DDD is easier to respect when you can see how the structure maps to folders and files: aggregates and entities in one place, application workflows next, then adapters, then HTTP at the edge. I wanted that map to be readable the same way you already browse code.
The page is a single static HTML build with a VS Code style layout: Explorer, editor tabs, C# snippets, a status line, and a right-hand panel that spells out what each file does and why it sits where it does in the DDD structure. If you want to poke at it yourself, you can view it live in the browser.
How the DDD structure shows up
The sample is labeled CleanArch.DDD, a .NET 8 layout where domain concepts stay in the center, use cases sit in Application, persistence and integrations live in Infrastructure, and the API project only speaks HTTP and wiring.
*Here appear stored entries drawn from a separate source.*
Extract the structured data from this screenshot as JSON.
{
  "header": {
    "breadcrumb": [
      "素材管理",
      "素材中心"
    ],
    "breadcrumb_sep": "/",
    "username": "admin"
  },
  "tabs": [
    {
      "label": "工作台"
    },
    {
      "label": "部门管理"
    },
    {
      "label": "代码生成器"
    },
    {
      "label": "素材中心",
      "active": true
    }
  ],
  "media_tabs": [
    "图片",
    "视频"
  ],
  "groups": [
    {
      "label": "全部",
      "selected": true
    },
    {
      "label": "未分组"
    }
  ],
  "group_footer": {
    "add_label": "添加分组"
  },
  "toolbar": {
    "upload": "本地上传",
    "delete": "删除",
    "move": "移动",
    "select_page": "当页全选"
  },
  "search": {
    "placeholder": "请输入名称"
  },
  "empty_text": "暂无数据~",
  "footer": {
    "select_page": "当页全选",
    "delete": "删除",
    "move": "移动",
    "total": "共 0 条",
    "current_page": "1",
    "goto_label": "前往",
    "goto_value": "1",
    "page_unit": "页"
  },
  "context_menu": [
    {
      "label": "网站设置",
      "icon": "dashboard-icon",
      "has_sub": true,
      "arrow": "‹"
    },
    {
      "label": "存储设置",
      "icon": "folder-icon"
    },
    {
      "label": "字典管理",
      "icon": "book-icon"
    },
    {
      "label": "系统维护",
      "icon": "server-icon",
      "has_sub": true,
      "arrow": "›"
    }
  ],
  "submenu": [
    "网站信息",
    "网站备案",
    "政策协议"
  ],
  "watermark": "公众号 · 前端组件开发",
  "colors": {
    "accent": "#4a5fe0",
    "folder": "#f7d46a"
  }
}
Collapsible folders, tabs, and breadcrumbs are there so you can move the way you usually do when you open a new solution.
What the side panel adds
Each file you open comes with short notes, tags for patterns and tech, and optional dependency hints so you do not have to chase symbols across projects on day one.
The DDD shape is what the text keeps pointing back to:
- Domain holds entities, value objects, and aggregate rules, without infrastructure types mixed in.
- Application carries commands, handlers, and DTOs that describe use cases without leaking domain internals outward.
- Infrastructure covers EF Core, repositories, JWT, and anything that needs concrete libraries and configuration.
- API maps requests to application work and responses back out, with controllers and middleware kept thin.
Who it is for
If you already ship layered backends, it is a compact tour to share. If you are comparing how teams lay out DDD solutions, it is a guided path without unpacking a zip first. If you teach, the layout should feel familiar on a screen.
There is also a small “security kit” modal in the tool for the auth-related files, same idea with a tighter lens on tokens, hashing, and where secrets belong.